In this era of generation rent, political inertia in affordable house building has caused a psychological shift in the home is where the heart is ideal. A troubling sense of unease now resides behind closed doors. Reflecting on this disorientating dislocation, by picking over treasured knick-knacks, considering family histories, looking forwards at sci-fi solutions or clinging to the wreckage of lost utopias, Home Time asks its artists to make responses to the objects which they surround themselves with.
Alex Michon uses broken glass as a metaphor for impermanence, unease and the domestic chaos caused by using her flat as both home and studio. Utilising, furniture, text and discarded dresses she proposes an elegy for the ever-declining belief in and provision of sustainable social housing.
Kate Murdoch is an artist whose work reflects a fascination with the passage of time, the permanence of objects and the fragility of existence. It is human nature to surround ourselves with objects; they provide us with a sense of self and reveal our connections to the wider world. Often loaded with meaning, objects reflect both our internal emotional world and the external image we present to others. From the mundane to the meaningful, they are steeped in social and political history and part of our identity.
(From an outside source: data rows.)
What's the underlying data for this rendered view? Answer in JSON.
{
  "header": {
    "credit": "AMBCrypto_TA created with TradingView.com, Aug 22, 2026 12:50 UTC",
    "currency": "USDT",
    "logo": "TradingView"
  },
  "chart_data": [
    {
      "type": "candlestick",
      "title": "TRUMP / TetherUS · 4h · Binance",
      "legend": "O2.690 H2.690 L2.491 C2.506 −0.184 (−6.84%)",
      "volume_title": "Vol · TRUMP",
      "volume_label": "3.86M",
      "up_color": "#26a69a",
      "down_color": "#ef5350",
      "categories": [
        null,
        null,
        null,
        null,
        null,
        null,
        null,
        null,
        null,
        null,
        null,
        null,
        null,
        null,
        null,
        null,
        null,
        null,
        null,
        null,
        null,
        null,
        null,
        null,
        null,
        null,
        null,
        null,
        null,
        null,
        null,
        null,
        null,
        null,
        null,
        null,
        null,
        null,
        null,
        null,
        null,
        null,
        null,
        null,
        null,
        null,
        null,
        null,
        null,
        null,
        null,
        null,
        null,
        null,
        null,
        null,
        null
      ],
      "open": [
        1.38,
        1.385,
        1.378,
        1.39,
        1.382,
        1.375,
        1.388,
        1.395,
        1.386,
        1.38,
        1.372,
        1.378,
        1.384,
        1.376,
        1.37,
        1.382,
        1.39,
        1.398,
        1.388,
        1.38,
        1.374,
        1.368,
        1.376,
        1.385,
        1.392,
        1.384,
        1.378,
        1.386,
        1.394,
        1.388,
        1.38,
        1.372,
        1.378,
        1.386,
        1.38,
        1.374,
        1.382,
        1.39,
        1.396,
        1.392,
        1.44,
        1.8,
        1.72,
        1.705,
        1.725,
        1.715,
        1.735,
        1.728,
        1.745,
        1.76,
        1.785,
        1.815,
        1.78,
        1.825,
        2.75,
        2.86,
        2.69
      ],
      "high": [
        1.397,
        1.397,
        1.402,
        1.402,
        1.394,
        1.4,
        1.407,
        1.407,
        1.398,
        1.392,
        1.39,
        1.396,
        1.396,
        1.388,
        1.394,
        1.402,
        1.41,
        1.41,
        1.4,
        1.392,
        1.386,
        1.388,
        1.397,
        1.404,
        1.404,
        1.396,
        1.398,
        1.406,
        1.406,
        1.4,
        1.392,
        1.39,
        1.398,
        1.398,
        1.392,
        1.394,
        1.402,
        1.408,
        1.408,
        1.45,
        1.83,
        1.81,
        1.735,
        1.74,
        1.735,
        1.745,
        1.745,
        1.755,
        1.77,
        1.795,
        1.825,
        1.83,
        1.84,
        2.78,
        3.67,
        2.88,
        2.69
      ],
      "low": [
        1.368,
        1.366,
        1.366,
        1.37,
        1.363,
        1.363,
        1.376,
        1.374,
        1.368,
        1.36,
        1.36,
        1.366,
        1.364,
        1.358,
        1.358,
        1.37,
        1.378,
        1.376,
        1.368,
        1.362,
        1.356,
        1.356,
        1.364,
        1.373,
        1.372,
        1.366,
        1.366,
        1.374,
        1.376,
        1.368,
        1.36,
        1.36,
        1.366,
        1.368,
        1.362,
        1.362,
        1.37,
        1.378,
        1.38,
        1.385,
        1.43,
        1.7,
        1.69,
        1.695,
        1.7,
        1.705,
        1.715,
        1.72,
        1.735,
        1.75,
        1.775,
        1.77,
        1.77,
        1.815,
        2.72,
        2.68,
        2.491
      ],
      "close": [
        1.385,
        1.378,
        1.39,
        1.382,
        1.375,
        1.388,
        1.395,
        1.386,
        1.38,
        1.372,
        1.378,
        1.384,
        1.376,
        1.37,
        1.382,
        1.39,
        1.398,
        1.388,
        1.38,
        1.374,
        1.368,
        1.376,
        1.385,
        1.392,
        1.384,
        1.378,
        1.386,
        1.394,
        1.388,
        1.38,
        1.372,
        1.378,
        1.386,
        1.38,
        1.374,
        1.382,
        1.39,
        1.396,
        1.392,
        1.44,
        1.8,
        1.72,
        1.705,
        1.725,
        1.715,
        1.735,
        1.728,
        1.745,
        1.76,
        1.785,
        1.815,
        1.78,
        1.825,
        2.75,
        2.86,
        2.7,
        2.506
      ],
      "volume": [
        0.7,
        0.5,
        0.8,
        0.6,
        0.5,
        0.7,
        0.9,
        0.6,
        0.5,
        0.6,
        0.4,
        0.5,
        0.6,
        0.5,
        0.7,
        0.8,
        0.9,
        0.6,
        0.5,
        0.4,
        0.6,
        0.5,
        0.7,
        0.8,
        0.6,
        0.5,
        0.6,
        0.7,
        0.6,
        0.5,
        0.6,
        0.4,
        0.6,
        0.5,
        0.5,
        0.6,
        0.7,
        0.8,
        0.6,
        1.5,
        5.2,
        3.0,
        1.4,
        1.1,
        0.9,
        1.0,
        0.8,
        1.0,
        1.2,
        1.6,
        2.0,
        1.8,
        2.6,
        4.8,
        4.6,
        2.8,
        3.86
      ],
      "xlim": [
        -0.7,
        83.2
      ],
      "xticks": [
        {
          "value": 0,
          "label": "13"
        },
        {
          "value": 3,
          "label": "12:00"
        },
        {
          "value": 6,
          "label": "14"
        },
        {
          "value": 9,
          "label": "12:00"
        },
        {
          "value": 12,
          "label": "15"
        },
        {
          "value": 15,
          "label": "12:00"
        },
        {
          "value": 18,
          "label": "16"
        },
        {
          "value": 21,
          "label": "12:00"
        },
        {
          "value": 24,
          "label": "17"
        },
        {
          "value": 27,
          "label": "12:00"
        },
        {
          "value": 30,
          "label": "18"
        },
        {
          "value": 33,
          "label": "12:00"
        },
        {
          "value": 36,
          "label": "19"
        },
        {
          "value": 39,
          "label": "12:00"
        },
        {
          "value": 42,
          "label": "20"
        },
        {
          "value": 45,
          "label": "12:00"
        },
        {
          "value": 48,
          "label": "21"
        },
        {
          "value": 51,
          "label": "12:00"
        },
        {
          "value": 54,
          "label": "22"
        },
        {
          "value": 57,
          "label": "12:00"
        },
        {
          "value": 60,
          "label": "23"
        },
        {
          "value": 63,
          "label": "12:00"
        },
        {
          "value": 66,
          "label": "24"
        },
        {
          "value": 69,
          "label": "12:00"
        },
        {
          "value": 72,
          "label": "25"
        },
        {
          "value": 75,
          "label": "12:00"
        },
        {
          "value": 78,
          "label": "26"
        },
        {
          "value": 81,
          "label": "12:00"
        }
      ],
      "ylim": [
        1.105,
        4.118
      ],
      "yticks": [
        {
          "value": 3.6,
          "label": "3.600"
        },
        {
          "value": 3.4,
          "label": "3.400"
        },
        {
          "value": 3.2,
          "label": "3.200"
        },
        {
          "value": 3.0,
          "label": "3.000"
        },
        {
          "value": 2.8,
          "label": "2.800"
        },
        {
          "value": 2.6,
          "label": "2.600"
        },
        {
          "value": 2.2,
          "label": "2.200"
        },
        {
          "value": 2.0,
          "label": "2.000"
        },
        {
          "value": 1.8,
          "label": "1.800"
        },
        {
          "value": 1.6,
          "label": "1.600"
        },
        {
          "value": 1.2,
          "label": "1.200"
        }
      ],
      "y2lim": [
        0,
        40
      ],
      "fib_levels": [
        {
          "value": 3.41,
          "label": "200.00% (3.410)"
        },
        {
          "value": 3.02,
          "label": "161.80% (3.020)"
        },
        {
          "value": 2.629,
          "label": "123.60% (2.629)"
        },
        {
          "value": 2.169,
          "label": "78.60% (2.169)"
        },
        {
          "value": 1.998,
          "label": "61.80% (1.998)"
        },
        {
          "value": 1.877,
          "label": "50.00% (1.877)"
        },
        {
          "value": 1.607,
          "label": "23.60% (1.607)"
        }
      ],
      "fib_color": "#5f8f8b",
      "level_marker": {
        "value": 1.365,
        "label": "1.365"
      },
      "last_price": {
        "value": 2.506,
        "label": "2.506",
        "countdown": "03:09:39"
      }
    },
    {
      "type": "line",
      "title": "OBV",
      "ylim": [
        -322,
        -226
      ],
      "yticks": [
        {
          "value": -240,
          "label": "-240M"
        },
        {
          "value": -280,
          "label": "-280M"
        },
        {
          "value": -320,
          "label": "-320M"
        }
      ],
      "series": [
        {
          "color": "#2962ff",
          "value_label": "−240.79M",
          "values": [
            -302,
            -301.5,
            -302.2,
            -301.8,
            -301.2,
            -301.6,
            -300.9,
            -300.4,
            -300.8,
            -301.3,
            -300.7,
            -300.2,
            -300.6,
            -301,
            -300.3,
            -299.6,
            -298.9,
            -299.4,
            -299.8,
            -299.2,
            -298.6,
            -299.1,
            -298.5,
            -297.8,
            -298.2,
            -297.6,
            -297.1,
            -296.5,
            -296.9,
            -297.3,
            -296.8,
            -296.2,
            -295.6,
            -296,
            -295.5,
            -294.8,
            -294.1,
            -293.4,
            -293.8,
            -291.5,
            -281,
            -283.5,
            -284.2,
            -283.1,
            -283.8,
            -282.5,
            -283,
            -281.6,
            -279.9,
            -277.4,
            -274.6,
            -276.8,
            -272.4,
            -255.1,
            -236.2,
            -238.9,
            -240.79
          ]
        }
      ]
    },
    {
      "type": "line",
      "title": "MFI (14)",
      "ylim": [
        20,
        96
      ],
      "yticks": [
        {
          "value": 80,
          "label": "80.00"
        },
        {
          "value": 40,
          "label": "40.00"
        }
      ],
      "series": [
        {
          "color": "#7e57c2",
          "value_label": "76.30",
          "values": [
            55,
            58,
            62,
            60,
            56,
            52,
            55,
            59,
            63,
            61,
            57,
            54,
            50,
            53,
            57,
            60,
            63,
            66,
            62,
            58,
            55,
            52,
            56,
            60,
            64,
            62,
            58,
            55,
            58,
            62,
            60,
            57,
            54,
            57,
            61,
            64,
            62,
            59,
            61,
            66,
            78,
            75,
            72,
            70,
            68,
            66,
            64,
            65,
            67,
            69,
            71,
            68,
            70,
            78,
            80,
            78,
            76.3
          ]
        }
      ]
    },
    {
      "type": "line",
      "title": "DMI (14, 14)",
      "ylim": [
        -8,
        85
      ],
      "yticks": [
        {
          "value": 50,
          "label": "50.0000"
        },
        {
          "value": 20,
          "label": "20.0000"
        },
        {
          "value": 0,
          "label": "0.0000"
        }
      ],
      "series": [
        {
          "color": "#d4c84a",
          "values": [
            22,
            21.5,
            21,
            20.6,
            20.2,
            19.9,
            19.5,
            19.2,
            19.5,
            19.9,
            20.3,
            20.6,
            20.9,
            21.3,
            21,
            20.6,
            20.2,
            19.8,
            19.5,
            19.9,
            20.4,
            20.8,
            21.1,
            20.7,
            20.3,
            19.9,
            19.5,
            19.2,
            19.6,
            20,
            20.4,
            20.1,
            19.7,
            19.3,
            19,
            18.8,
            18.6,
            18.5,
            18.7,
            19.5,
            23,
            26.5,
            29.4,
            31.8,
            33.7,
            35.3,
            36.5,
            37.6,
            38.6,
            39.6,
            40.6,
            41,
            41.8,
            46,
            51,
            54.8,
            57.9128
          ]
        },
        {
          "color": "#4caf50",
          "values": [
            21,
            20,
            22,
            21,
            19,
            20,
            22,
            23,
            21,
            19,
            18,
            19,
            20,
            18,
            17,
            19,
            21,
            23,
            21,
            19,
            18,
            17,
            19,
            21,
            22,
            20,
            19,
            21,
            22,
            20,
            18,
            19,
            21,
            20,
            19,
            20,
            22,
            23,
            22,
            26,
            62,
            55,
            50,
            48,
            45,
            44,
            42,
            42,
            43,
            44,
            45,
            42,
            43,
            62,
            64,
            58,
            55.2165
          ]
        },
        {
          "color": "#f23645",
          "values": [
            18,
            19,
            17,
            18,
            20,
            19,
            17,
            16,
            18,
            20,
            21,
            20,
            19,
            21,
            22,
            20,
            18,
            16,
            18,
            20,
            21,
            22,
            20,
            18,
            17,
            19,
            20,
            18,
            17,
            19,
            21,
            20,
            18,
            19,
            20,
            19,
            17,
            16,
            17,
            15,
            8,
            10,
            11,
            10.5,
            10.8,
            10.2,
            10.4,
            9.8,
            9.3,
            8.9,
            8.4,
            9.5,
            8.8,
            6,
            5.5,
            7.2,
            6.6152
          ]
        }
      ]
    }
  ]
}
Alex Pearl makes mini epic films, video installations, games, photographs, objects, blogs and books with his work nodding toward the structures and images of science fiction and the idea of the artist as evil-genius or crackpot-scientist. For Home Time he looks at the futurist visions of Tex Avery and Le Corbusier. Pearl is currently studying for a PhD that looks at a New Materialist take on mechanical breakdown and anthropomorphism.
Corinna Spencer’s work centres on obsessive love, death and mourning, explored through intimate portraits. For Home Time Spencer looks back at her own family, who are currently scattered over two countries, and in particular her mother. This dispersed family has led to a sense of impermanence and searching for home which feeds Spencer’s compulsion to look backwards to a deceptively simple past.